Rather than a decision for or against certain jurisdictions, high level strategic decisions to leave business segments can also be seen in the context of a favorable economic environment for mergers and acquisitions, according to Simon Raftopoulos, partner at law and fiduciary firm Appleby.
“Vendors such as Coutts and HSBC, attracted by resilient valuations, have been seeking to dispose of assets in order to free up their balance sheets in light of the strict regulatory capital requirements imposed under Basel III,” he wrote in the current issue of the Cayman Financial Review. “Meanwhile, purchasers, benefiting from continuing low interest rates, have sought acquisitions to either grow or consolidate their offshore market share.”
The departure of Coutts and HSBC originated from so-called big picture internal strategic reviews in the context of a favorable economic climate for deal making, Mr. Raftopoulos said.
As RBC, Coutts and HSBC are exiting the wealth management or banking market in Cayman, others are looking to step in and expand. “We are seeking to become a dominant player in the Caribbean,” said Kobi Dorenbush, CEO of Caledonian, explaining that his firm aims to grow both organically and through acquisitions. “The recent RBC announcement presents an opportunity for us and other market participants to try to fill in the gaps created by this market disruption.”
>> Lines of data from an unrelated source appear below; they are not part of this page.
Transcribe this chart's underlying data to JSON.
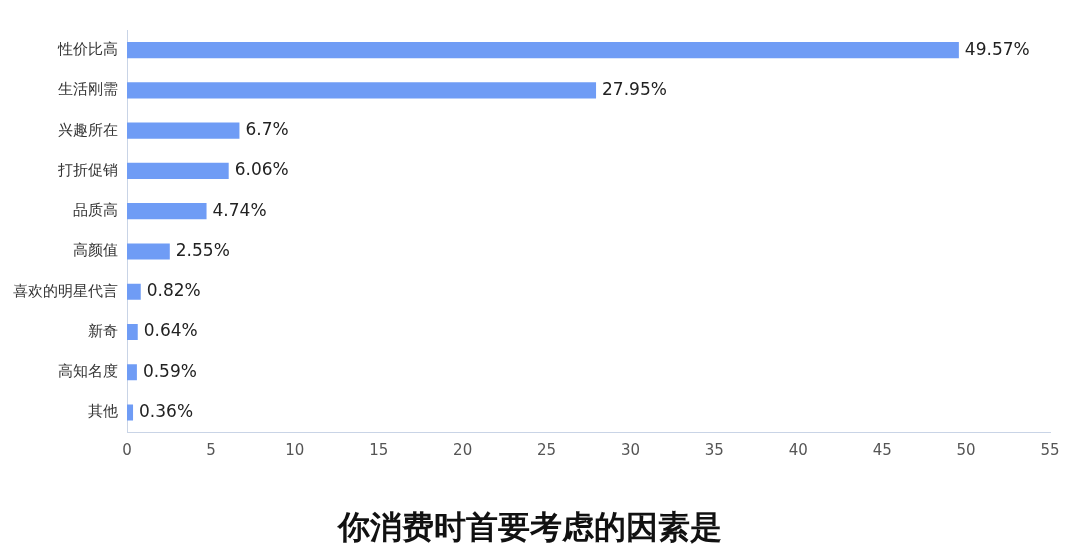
{
  "chart_data": {
    "type": "bar",
    "orientation": "horizontal",
    "title": "你消费时首要考虑的因素是",
    "categories": [
      "性价比高",
      "生活刚需",
      "兴趣所在",
      "打折促销",
      "品质高",
      "高颜值",
      "喜欢的明星代言",
      "新奇",
      "高知名度",
      "其他"
    ],
    "values": [
      49.57,
      27.95,
      6.7,
      6.06,
      4.74,
      2.55,
      0.82,
      0.64,
      0.59,
      0.36
    ],
    "value_labels": [
      "49.57%",
      "27.95%",
      "6.7%",
      "6.06%",
      "4.74%",
      "2.55%",
      "0.82%",
      "0.64%",
      "0.59%",
      "0.36%"
    ],
    "color": "#6f9cf5",
    "xlim": [
      0,
      55
    ],
    "xticks": [
      0,
      5,
      10,
      15,
      20,
      25,
      30,
      35,
      40,
      45,
      50,
      55
    ],
    "grid": false,
    "legend": false
  }
}
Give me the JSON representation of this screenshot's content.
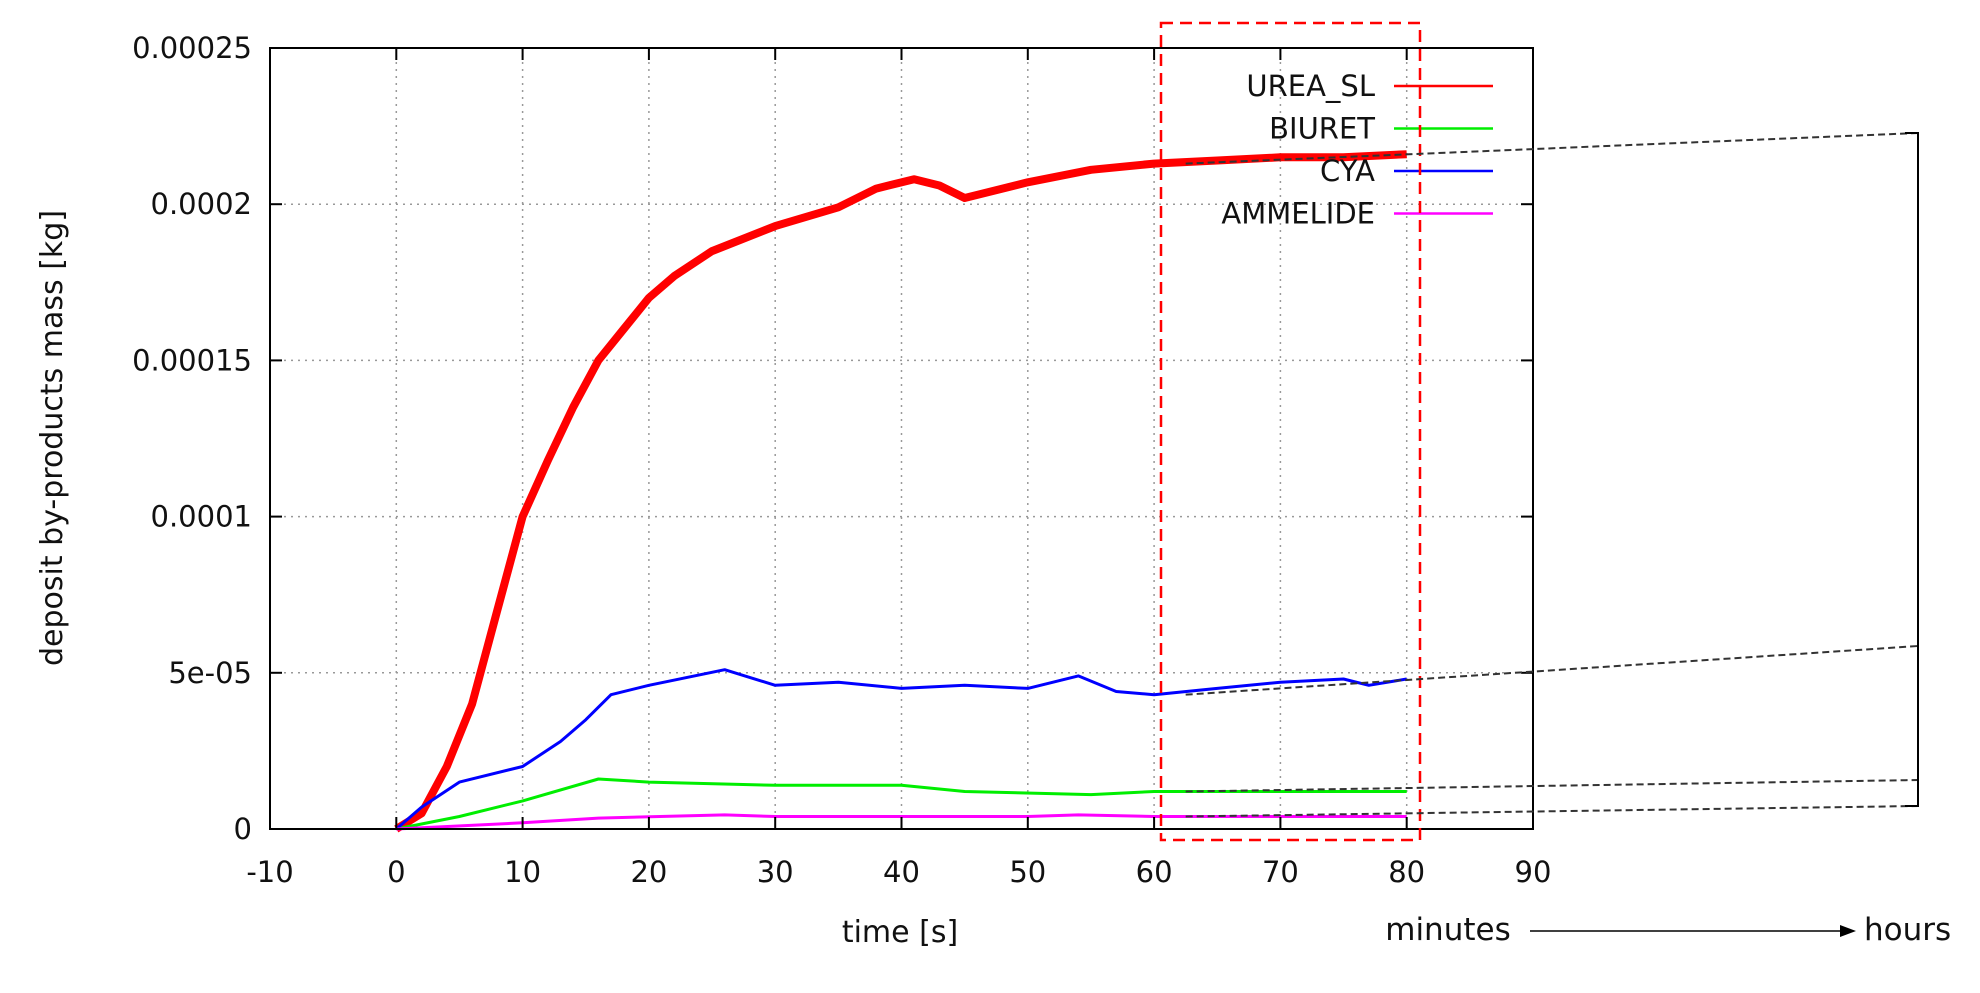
{
  "chart_data": {
    "type": "line",
    "xlabel": "time [s]",
    "ylabel": "deposit by-products mass [kg]",
    "xlim": [
      -10,
      90
    ],
    "ylim": [
      0,
      0.00025
    ],
    "xticks": [
      "-10",
      "0",
      "10",
      "20",
      "30",
      "40",
      "50",
      "60",
      "70",
      "80",
      "90"
    ],
    "yticks": [
      "0",
      "5e-05",
      "0.0001",
      "0.00015",
      "0.0002",
      "0.00025"
    ],
    "grid": true,
    "legend_position": "top-right",
    "series": [
      {
        "name": "UREA_SL",
        "color": "#ff0000",
        "x": [
          0,
          2,
          4,
          6,
          8,
          10,
          12,
          14,
          16,
          18,
          20,
          22,
          25,
          30,
          35,
          38,
          41,
          43,
          45,
          50,
          55,
          60,
          65,
          70,
          75,
          80
        ],
        "y": [
          0,
          5e-06,
          2e-05,
          4e-05,
          7e-05,
          0.0001,
          0.000118,
          0.000135,
          0.00015,
          0.00016,
          0.00017,
          0.000177,
          0.000185,
          0.000193,
          0.000199,
          0.000205,
          0.000208,
          0.000206,
          0.000202,
          0.000207,
          0.000211,
          0.000213,
          0.000214,
          0.000215,
          0.000215,
          0.000216
        ]
      },
      {
        "name": "BIURET",
        "color": "#00ee00",
        "x": [
          0,
          5,
          10,
          16,
          20,
          30,
          40,
          45,
          55,
          60,
          80
        ],
        "y": [
          0,
          4e-06,
          9e-06,
          1.6e-05,
          1.5e-05,
          1.4e-05,
          1.4e-05,
          1.2e-05,
          1.1e-05,
          1.2e-05,
          1.2e-05
        ]
      },
      {
        "name": "CYA",
        "color": "#0000ff",
        "x": [
          0,
          2,
          5,
          10,
          13,
          15,
          17,
          20,
          26,
          30,
          35,
          40,
          45,
          50,
          54,
          57,
          60,
          65,
          70,
          75,
          77,
          80
        ],
        "y": [
          0,
          7e-06,
          1.5e-05,
          2e-05,
          2.8e-05,
          3.5e-05,
          4.3e-05,
          4.6e-05,
          5.1e-05,
          4.6e-05,
          4.7e-05,
          4.5e-05,
          4.6e-05,
          4.5e-05,
          4.9e-05,
          4.4e-05,
          4.3e-05,
          4.5e-05,
          4.7e-05,
          4.8e-05,
          4.6e-05,
          4.8e-05
        ]
      },
      {
        "name": "AMMELIDE",
        "color": "#ff00ff",
        "x": [
          0,
          10,
          16,
          26,
          30,
          50,
          54,
          60,
          80
        ],
        "y": [
          0,
          2e-06,
          3.5e-06,
          4.5e-06,
          4e-06,
          4e-06,
          4.5e-06,
          4e-06,
          4e-06
        ]
      }
    ],
    "annotations": {
      "minutes": "minutes",
      "hours": "hours",
      "highlight_color": "#ff0000"
    }
  }
}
Even the regulatory burden created by FATCA can present opportunities for some market participants, he argued. “At Caledonian, we continue to work with U.S. clients and have successfully built a FATCA compliance program to help us manage our obligations. We are finding that many clients with a U.S. nexus have turned to us for service after they’ve been turned away by their existing service providers who have exited their market,” Mr. Dorenbush said.